The game was out with the normal historical scope of my blog as it was a variant of the Vietnam War scenario ‘Of the Birds and the Bees’ from the rulebook. We used the same forces as per the scenario – 6 US fire teams defending a firebase being attacked by initially 5 NVA fire teams who receive reinforcements each turn. The scenario as set out in FOF is to be played on a 2ft by 2ft table – we expanded that to 4ft by 4ft with eventually disastrous results for the NVA. We needed a bigger table as we had 6 members playing the game plus another 3 helping (!) make sense of the rules.
|US fire team surprised|
The game opens with the NVA automatically having the initiative for the first 3 turns with their objective being to overrun the base and eliminate all the US troops. The NVA quickly knocked out one US fire team and also ransacked the unoccupied US HQ but were held in check by a long continuing firefight with 2 of the other US fire teams. On turn 4 the NVA still held the initiative but the US players where then able to employ the 155mm guns in the firebase firing beehive shells – i.e. canister -directly at the NVA troops. This proved devastating as they hit 5 of the NVA fire teams effectively eliminating 3 of them. The game ended at that point – so the US were not able to deploy their gunship helicopter due on turn 5.

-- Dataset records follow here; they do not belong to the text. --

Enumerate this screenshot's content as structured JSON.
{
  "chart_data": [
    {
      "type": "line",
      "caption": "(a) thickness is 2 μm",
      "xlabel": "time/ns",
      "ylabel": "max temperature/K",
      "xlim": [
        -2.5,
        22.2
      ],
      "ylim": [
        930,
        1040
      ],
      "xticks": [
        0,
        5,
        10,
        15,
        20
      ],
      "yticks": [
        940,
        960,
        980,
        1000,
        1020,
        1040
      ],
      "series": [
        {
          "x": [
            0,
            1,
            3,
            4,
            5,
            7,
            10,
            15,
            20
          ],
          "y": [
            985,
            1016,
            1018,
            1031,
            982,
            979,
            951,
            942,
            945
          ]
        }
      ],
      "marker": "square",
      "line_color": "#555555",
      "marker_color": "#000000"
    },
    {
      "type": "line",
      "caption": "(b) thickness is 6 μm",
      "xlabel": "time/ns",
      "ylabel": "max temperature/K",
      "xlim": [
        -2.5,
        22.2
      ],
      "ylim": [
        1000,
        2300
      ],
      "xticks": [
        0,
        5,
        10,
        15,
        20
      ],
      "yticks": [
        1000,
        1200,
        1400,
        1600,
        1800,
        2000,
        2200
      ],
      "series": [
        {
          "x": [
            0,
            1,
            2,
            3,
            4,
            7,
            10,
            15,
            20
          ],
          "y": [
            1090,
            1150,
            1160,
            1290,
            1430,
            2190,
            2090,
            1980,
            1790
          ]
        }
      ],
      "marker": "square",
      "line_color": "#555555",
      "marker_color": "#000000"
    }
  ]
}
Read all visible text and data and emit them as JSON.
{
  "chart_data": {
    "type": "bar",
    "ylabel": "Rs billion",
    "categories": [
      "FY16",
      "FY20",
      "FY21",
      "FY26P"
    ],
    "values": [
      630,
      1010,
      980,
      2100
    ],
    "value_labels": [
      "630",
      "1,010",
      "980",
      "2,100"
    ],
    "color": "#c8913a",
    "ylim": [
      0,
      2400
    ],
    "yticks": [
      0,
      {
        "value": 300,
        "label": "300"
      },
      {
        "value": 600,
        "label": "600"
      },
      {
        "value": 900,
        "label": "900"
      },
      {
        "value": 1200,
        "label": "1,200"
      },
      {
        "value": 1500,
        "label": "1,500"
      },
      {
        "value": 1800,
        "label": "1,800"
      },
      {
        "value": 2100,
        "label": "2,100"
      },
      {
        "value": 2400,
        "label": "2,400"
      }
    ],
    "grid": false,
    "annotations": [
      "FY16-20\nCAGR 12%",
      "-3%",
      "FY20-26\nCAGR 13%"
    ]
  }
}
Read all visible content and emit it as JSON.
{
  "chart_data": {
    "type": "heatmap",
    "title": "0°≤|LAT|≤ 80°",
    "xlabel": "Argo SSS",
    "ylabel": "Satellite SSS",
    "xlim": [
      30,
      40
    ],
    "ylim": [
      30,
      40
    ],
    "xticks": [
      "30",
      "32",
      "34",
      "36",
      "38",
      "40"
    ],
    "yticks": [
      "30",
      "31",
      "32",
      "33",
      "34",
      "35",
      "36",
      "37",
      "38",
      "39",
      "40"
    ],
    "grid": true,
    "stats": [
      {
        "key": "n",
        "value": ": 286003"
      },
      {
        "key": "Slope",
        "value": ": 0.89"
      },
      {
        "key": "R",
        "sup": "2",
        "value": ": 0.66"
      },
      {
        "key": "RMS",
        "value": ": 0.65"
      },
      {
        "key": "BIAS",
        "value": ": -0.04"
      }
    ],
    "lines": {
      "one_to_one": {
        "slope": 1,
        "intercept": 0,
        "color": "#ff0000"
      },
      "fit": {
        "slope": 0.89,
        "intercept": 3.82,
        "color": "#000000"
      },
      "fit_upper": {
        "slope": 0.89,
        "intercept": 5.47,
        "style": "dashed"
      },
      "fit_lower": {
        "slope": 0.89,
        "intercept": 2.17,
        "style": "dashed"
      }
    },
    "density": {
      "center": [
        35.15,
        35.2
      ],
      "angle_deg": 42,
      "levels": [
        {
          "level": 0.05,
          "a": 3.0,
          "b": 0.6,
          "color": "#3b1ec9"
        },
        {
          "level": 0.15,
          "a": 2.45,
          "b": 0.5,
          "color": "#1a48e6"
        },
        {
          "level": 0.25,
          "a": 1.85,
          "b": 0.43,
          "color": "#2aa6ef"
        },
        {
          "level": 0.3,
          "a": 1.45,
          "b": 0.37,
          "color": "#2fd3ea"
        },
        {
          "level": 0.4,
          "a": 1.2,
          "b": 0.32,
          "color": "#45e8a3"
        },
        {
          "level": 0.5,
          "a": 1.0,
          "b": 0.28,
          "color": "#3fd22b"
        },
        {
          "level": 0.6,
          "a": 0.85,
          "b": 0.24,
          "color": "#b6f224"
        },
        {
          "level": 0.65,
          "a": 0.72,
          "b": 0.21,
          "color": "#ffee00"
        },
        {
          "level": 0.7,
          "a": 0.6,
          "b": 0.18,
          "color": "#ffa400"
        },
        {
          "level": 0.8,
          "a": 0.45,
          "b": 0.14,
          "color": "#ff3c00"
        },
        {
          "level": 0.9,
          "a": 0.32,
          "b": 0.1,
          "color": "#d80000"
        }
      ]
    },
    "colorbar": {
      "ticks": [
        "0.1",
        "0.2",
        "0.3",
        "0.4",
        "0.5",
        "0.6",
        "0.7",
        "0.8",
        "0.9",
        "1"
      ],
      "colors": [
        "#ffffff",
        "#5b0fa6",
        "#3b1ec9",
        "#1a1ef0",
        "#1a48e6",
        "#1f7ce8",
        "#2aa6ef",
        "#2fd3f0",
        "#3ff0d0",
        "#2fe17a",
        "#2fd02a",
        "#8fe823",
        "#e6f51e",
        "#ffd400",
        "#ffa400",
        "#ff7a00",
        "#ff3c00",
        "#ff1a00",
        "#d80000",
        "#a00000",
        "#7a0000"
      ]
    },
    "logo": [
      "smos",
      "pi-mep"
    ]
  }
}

|US Firing line - M47 substituting for 155mm Howizter|
The first move of the game took over an hour to play as we all tried to understand the rules in particular the key action – reaction mechanism of the rules but the subsequent 3 moves were played in approx 20 minutes each. The game and the rules were enough of a success that I think we will be trying the rules again.
A fuller review of the rules will be published on Angus Konstam’s Edinburgh Wargames blog.
Notes on Beehive rounds Beehive is an anti-personnel round fired from an artillery gun. The round is packed with metal flechettes which are ejected from the shell during flight by a mechanical time fuze. It is so called because of the 'buzzing' sound the darts make when flying through the air. It is intended for use in direct fire against enemy troops.
The first round actually termed "beehive" was first fired in combat in 1966 and was thereafter used extensively in the Vietnam War, though the later development of the Killer Junior air burst technique provided an alternative to beehive in some situations. The primary beehive round for this purpose was the M546 anti-personnel tracer (APERS-T) shell which projected 8000 flechettes and was direct fired from a near horizontally levelled 105 mm howitzer. Beehive rounds were also created for 155mm Howitzers, recoilless anti-tank weapons including 90 mm, 106 mm, Ontoses and M48 tanks.
Beehive rounds were extensively used in the Vietnam War, for defence of firebase perimeters against massed enemy attacks, and because it could penetrate the thick canopy of the jungle and "pad" it out.